The Jets need to improve the instincts at the linebacker positions around C.J. Mosley.
There is more to the position than running and hitting, and too many of the guys around Mosley, were fast run-and-hit guys, who showed shaky instincts and at times that took themselves out of plays, didn’t drop into coverage at an ideal depth, things of that nature.
So while people are obsessed with weapons for Zach Wilson, a need being blown a little out of proportion, you could make a strong argument that a linebacker with top-shelf instincts to complement Mosley is at the top, or near the top of the list.
And that brings us to Atlanta Falcons linebacker Foye Oluokun. Aside from being fast (4.48 forty at the Combine) the Yale graduate is also very instinctive.
Keep in mind that Oluokun played for Jets defensive coordinator Jeff Ulbrich from 2018-20 with the Falcons, where the current Jets assistant was the linebacker coach, and then was interim defensive coordinator in 2020 after HC Dan Quinn was fired in-season.
So Oluokun and Ulbrich have a strong relationship, and the player would come in already knowing the system, not that Yale graduate would take long to learn it from scratch.
Last season with the Falcons, Oluokun had three interceptions. The Jets had no linebacker interceptions last year. This needs to change. The Jets need more linebackers with the ability to read the quarterback’s eyes and jump routes. Oloukun is very good in zone coverage, something that the Jets linebacker corps as a whole must improve.
They drafted two safeties in the 2021 draft, Jamien Sherwood and Hamsah Nasrildeen, and moved them to linebacker. Sherwood was rushed into action and suffered a season-ending Achilles injury. Nasrildeen missed some games with a knee injury, but when on the field, played mainly on special teams. None of us know if either one will be successful in their transition, Time will tell. But there shouldn’t be blind faith assuming it will work. Faith doesn’t make players better than they are. We will see how those experiments turn out.
Oluokun is a bonafide linebacker.
He’s a little undersized (listed at 215, but is probably bigger now – that was his Yale size), and does get engulfed at times by offensive linemen and tight ends, but that is going to happen in this scheme, if the defensive linemen don’t tie up blockers allowing the fast linebackers, who are sometimes smaller than other systems, to flow to the ball.
A high school teammate of Ezekiel Elliott in St.
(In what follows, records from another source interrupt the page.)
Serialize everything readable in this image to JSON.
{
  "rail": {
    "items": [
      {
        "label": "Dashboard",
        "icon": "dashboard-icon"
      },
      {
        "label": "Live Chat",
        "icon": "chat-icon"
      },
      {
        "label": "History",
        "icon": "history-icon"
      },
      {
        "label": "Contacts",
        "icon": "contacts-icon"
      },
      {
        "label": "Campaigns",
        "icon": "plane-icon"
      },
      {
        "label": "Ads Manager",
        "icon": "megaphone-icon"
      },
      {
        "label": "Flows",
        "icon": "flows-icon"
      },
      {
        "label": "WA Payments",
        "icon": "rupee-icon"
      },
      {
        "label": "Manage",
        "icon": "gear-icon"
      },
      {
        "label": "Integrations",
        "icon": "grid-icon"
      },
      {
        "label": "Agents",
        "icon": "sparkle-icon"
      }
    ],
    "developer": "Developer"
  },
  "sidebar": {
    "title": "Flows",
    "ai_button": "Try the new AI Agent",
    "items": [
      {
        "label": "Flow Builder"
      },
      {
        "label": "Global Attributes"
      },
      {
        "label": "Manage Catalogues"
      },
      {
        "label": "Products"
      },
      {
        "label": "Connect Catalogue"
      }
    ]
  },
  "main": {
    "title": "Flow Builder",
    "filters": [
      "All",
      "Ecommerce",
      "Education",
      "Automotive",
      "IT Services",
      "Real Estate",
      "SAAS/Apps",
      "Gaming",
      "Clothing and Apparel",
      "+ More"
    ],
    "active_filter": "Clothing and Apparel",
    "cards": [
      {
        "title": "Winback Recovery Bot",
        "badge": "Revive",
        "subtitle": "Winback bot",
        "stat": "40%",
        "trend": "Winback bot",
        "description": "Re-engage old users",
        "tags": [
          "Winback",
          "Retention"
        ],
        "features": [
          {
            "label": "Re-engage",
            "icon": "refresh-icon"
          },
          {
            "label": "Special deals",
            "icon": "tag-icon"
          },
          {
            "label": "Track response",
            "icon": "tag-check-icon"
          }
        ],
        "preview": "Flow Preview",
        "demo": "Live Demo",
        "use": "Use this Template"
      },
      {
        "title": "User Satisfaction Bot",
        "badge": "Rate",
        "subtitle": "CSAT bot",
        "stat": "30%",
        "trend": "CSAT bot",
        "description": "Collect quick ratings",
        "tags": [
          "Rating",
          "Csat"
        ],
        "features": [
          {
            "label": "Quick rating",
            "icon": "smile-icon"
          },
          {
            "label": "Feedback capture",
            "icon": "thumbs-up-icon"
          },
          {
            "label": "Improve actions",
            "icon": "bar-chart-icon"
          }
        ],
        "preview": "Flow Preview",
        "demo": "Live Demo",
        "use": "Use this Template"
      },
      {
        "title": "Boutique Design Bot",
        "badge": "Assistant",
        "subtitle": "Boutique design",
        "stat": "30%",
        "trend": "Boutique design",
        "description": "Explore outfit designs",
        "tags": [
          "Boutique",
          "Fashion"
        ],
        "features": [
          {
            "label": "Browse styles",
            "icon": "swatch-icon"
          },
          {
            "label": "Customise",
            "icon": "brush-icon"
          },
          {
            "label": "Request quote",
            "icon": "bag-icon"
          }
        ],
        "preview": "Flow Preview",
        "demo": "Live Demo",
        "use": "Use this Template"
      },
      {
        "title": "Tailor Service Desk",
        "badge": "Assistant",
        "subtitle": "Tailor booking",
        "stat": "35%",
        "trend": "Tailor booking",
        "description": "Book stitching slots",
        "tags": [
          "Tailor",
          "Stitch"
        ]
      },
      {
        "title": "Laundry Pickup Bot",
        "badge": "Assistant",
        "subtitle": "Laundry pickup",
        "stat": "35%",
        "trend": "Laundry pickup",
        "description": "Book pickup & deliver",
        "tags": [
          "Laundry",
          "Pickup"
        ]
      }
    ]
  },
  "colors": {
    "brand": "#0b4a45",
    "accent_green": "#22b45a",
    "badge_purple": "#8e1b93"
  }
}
Louis, Oluokun, the son of hard-working Nigerian immigrants, has great character, so he would fit in nicely into the football culture Joe Douglas and Robert Saleh are looking to build.
And he probably wouldn’t cost a fortune to sign. They could probably get him on a two or three-year deal with about a $15 million guarantee.
Now I wouldn’t go crazy with the contract. If another team goes nuts with an offer, I would walk away.
But if they could get him at a reasonable deal, they should go for it.
Because the instincts around Mosley must improve.